Also 7 squalour, 78 squallor. [a. L. squālor, f. squālēre to be dry, rough, dirty, etc. So It. squallore, OF. squalleur.]
1. The state or condition of being physically squalid; a combination of misery and dirt.
1621. Burton, Anat. Mel., 207. What can poverty giue els, but beggery, fulsome nastinesse, squalor, drudgery, labor, vglinesse?
1635. Swan, Spec. M., vii. § 3 (1643), 320. Without light each parcel of the worlds fabrick [would] lie buried in dismall squalour.
1650. Bulwer, Anthropomet., 172. The Vice of this denominated Vertue is Squalor.
1714. Mandeville, Fable Bees (1733), I. 361. The dirt and squallor, his pastimes and recreations would be all abominable.

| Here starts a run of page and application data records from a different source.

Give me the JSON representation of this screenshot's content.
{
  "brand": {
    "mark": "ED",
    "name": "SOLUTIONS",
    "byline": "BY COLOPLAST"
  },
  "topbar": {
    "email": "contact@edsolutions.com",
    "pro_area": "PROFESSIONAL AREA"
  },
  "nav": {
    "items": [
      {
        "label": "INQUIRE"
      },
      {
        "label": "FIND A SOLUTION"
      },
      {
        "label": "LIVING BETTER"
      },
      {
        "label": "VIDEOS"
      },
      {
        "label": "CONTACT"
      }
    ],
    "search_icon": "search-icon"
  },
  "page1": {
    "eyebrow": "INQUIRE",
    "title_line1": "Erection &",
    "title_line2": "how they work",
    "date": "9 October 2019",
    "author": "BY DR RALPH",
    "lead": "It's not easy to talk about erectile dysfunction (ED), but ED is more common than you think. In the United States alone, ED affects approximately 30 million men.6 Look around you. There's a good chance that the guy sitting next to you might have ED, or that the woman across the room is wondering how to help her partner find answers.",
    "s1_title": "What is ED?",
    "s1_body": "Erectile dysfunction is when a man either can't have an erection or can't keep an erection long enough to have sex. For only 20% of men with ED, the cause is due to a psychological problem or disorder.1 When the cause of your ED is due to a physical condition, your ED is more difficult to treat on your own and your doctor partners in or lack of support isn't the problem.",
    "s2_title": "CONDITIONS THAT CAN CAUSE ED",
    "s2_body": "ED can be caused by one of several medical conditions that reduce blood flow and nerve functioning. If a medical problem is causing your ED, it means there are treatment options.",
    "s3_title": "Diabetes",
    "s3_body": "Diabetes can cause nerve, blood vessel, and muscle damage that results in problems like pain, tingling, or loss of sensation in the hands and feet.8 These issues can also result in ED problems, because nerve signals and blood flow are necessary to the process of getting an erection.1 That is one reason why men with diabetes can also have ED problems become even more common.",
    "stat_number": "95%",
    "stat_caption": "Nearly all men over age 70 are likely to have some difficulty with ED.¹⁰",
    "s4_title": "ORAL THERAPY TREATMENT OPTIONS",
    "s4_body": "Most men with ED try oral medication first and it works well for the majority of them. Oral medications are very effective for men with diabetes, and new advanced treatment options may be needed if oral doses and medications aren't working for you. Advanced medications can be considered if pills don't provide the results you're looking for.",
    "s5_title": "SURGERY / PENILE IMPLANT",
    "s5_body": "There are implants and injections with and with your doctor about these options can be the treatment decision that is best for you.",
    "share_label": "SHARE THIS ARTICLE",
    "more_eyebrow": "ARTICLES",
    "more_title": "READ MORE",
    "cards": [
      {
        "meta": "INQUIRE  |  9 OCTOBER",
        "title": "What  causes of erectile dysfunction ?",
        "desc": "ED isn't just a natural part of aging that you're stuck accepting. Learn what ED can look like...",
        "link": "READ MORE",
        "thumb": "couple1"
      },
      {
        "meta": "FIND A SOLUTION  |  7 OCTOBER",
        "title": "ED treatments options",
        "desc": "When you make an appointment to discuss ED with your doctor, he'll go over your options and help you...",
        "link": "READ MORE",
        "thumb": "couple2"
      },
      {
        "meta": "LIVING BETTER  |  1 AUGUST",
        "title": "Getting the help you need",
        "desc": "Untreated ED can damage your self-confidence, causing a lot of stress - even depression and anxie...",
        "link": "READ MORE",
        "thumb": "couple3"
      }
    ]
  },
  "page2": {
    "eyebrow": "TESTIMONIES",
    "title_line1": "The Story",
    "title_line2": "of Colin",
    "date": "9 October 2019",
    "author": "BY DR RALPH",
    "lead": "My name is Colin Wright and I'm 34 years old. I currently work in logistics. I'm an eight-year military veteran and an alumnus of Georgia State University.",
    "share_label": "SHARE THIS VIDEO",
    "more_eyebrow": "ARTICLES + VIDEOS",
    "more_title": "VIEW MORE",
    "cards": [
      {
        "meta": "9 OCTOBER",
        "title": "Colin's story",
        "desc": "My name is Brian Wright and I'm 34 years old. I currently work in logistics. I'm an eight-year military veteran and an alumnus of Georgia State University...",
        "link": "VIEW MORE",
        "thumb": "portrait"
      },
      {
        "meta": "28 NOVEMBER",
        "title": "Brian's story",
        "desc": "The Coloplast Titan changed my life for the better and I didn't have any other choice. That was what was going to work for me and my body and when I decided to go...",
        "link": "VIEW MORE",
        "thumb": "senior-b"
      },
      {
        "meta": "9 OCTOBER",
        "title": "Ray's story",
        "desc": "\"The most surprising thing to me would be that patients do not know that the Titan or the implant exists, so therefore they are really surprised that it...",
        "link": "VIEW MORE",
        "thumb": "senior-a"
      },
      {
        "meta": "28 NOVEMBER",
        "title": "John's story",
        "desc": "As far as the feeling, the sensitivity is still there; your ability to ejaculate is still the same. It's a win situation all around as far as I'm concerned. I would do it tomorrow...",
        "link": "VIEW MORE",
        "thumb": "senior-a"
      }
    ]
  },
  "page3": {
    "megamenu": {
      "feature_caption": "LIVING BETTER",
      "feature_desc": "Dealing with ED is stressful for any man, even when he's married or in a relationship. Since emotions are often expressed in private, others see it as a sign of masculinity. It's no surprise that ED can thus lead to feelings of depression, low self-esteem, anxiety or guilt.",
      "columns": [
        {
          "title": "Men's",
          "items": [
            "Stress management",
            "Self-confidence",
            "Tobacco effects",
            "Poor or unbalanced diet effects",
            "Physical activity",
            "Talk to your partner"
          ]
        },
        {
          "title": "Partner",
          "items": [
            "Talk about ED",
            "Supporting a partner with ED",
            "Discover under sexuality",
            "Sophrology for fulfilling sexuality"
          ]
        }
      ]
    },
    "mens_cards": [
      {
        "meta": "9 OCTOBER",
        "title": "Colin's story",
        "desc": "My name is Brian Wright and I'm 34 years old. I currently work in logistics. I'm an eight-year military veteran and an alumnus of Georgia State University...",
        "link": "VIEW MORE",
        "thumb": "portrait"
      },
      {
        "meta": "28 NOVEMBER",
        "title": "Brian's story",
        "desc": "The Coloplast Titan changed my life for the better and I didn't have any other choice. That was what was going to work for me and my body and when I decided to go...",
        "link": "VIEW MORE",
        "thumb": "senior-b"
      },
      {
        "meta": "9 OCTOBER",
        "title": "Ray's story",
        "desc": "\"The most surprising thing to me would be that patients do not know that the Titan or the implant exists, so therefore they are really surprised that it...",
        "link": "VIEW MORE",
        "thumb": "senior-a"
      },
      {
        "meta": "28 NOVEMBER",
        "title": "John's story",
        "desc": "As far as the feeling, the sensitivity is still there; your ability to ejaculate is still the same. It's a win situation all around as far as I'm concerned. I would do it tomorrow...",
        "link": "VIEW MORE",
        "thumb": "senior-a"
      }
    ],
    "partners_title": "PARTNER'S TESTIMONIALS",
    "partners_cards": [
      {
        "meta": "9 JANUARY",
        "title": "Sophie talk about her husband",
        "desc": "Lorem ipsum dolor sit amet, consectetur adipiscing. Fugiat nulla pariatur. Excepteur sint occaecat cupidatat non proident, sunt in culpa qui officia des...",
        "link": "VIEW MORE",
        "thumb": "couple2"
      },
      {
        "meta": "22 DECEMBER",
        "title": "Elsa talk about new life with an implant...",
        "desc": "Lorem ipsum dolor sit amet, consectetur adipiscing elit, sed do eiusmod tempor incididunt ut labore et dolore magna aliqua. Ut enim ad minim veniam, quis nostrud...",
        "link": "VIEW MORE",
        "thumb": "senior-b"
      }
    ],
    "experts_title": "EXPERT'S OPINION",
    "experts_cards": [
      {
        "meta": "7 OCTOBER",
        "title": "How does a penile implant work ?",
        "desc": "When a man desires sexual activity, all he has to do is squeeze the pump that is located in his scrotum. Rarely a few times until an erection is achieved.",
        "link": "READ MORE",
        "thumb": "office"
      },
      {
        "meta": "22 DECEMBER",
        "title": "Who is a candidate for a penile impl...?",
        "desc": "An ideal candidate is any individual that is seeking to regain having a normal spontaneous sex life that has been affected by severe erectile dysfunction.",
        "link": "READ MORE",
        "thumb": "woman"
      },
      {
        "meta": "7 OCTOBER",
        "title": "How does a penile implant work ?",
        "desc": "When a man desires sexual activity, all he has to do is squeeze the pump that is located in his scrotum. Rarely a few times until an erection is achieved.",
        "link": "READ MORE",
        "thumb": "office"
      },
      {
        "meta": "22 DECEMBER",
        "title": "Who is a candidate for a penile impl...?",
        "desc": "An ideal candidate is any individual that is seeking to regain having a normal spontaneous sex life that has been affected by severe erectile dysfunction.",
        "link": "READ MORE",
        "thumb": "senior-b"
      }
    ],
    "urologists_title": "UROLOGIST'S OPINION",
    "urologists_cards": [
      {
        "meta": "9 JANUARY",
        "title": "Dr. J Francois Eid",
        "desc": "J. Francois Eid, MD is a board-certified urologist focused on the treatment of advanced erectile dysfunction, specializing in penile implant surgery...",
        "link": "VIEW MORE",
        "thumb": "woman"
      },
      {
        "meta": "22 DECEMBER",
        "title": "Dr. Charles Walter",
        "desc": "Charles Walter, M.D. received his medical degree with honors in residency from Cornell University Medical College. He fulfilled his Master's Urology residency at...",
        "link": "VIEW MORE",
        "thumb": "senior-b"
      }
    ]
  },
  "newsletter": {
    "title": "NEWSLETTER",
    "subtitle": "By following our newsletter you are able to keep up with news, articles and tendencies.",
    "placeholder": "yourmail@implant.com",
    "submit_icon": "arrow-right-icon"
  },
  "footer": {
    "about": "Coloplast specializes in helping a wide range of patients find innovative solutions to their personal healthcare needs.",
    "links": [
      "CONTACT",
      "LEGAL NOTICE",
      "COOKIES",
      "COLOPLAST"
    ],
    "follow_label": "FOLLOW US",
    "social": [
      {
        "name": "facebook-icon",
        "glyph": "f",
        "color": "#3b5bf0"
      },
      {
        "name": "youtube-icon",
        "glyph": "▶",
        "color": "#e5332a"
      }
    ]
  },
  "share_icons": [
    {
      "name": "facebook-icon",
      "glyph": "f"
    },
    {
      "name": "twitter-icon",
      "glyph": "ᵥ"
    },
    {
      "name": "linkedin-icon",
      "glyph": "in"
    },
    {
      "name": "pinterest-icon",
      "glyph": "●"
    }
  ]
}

1858. Hawthorne, Fr. & It. Note-bks., II. 198. Hovel piled upon hovel,squalor immortalized in undecaying stone.
1877. Black, Green Past., vii. These wretched people living in squalor and ignorance and misery.
b. fig. The quality of being morally squalid.
1860. Emerson, Cond. Life, vi. Worship. In creeds never was such levity; witness the squalor of Mesmerism, the deliration of rappings.
† 2. Aridity or roughness. Obs.1
a. 1637. B. Jonson, Discov., Wks. (1641), 116. Let them no lesse take heed, that their new flowers and sweetnesse doe not as much corrupt, as the others drinesse, and squallor.